I’m a little blue, probably because I had to throw out my last pair of pajama bottoms and my second-to-last pair of jeans a few days ago, they finally fell apart. Last night I slept in a too-small t-shirt and tiny shabby men’s boxer briefs. There’s some kind of place on my little Comfort Gauge that gets tripped now and then when the variety of Needs becomes too much to navigate; I don’t mind juggling but I hate feeling overwhelmed and sad (things used to be a lot harder; I’m grateful today we can pay our bills). Like when I don’t have a single dress for winter and I’m carefully washing my four pair of socks and a friend online posts pictures of their entire closet piled with of shoes and I go count and I have six pair, including one pair of Old Navy flipflops (Doesn’t Work For Winter) and a pair of Danskos I bought long ago and don’t wear (anyone want ’em? size 39), or when Phoenix’s child friend comes over and looks in my closet and says, “These are ALL of your clothes? I have four times this many!” or when I can’t really figure out what to scrape a few bucks off to buy (because Ralph will bend as far as he can to help me be happy and would not begrudge me anything) simply because I don’t quite know where to start.

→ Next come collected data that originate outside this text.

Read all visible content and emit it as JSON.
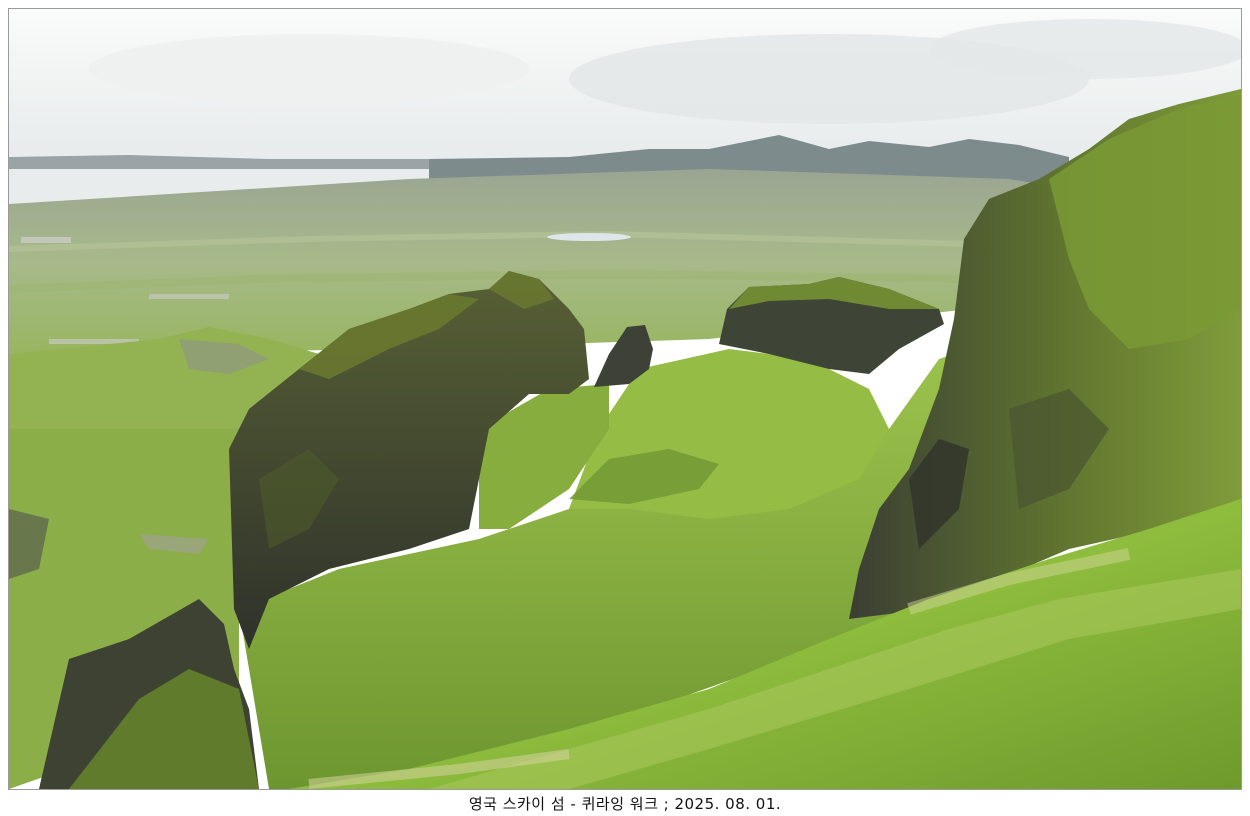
{
  "caption": "영국 스카이 섬 - 퀴라잉 워크 ; 2025. 08. 01.",
  "colors": {
    "sky": "#f1f3f3",
    "sea": "#e9eef0",
    "far_hills": "#7d8a8c",
    "plain": "#a9b88f",
    "grass_light": "#9ac14b",
    "grass_mid": "#7fa63a",
    "grass_dark": "#5f7f2a",
    "rock_dark": "#3a3d34",
    "rock_mid": "#51563f"
  }
}
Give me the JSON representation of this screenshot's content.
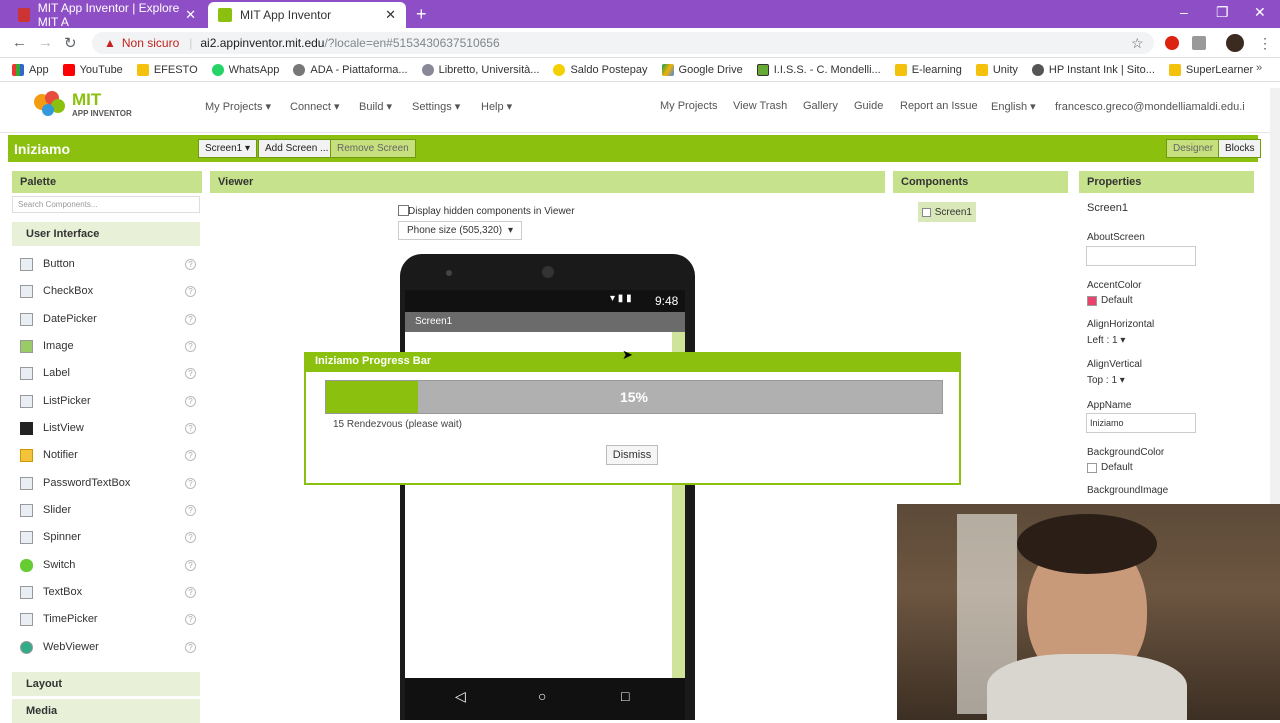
{
  "browser": {
    "tabs": [
      {
        "title": "MIT App Inventor | Explore MIT A",
        "active": false
      },
      {
        "title": "MIT App Inventor",
        "active": true
      }
    ],
    "security": "Non sicuro",
    "url_host": "ai2.appinventor.mit.edu",
    "url_path": "/?locale=en#5153430637510656",
    "bookmarks": [
      "App",
      "YouTube",
      "EFESTO",
      "WhatsApp",
      "ADA - Piattaforma...",
      "Libretto, Università...",
      "Saldo Postepay",
      "Google Drive",
      "I.I.S.S. - C. Mondelli...",
      "E-learning",
      "Unity",
      "HP Instant Ink | Sito...",
      "SuperLearner"
    ]
  },
  "app": {
    "logo_top": "MIT",
    "logo_bottom": "APP INVENTOR",
    "menus_left": [
      "My Projects ▾",
      "Connect ▾",
      "Build ▾",
      "Settings ▾",
      "Help ▾"
    ],
    "menus_right": [
      "My Projects",
      "View Trash",
      "Gallery",
      "Guide",
      "Report an Issue",
      "English ▾",
      "francesco.greco@mondelliamaldi.edu.it ▾"
    ],
    "project_name": "Iniziamo",
    "screen_dropdown": "Screen1 ▾",
    "add_screen": "Add Screen ...",
    "remove_screen": "Remove Screen",
    "designer": "Designer",
    "blocks": "Blocks"
  },
  "palette": {
    "title": "Palette",
    "search_placeholder": "Search Components...",
    "section": "User Interface",
    "items": [
      "Button",
      "CheckBox",
      "DatePicker",
      "Image",
      "Label",
      "ListPicker",
      "ListView",
      "Notifier",
      "PasswordTextBox",
      "Slider",
      "Spinner",
      "Switch",
      "TextBox",
      "TimePicker",
      "WebViewer"
    ],
    "more_sections": [
      "Layout",
      "Media"
    ]
  },
  "viewer": {
    "title": "Viewer",
    "hidden_checkbox": "Display hidden components in Viewer",
    "size_select": "Phone size (505,320)",
    "status_time": "9:48",
    "screen_title": "Screen1"
  },
  "dialog": {
    "title": "Iniziamo Progress Bar",
    "progress": 15,
    "progress_label": "15%",
    "message": "15 Rendezvous (please wait)",
    "dismiss": "Dismiss"
  },
  "components": {
    "title": "Components",
    "tree_root": "Screen1"
  },
  "properties": {
    "title": "Properties",
    "component": "Screen1",
    "about_label": "AboutScreen",
    "accent_label": "AccentColor",
    "accent_value": "Default",
    "align_h_label": "AlignHorizontal",
    "align_h_value": "Left : 1 ▾",
    "align_v_label": "AlignVertical",
    "align_v_value": "Top : 1 ▾",
    "appname_label": "AppName",
    "appname_value": "Iniziamo",
    "bgcolor_label": "BackgroundColor",
    "bgcolor_value": "Default",
    "bgimage_label": "BackgroundImage"
  },
  "colors": {
    "accent": "#8bc10e",
    "chrome": "#8e4ec6",
    "accent_swatch": "#e8436b"
  }
}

I’ve written about these feelings before, borrrring. I inwardly grown at the thought of hearing postulated “solutions” because what I mostly want to do is write about it, the writing itself moves me to clarity. Regarding less personalized dictums, hearing the frequent admonitions to mothers to “not put themselves last” and to make sure to get themselves a pedicure and have a cup of tea by themselves in the morning, it chaps my ass. First off it’s typical condescending be-ladying (Right. TEA will solve our problems! and P.S. large edifices in our entire culture flourish by mothers Putting Themselves Last, and most people don’t seem to mind). And the fact is some things have to go last, for a time at least, and sometimes they’re my things, and I have the right to talk about my feelings now and then without being told How I Could Do It Better as Wife/Mother/Laydee.

I rarely, ever, think about what life might have been like without children. I remember when I was just about to come off maternity leave after Phoenix was born and my husband, slated to return home to raise our child, received a rather generous employment offer from the mill where we were employed. Our combined salary would have been over six figures and that seemed like a lot to me then (it seems like a lot now!). I was sitting in my parents’ living room when the phone call came in, nursing our firstborn. Ralph and I looked at one another and my mom excitedly asked us what we’d do. It felt momentous to have to choose but at the same time as familiar and simple and fierce as who was lying in my arms.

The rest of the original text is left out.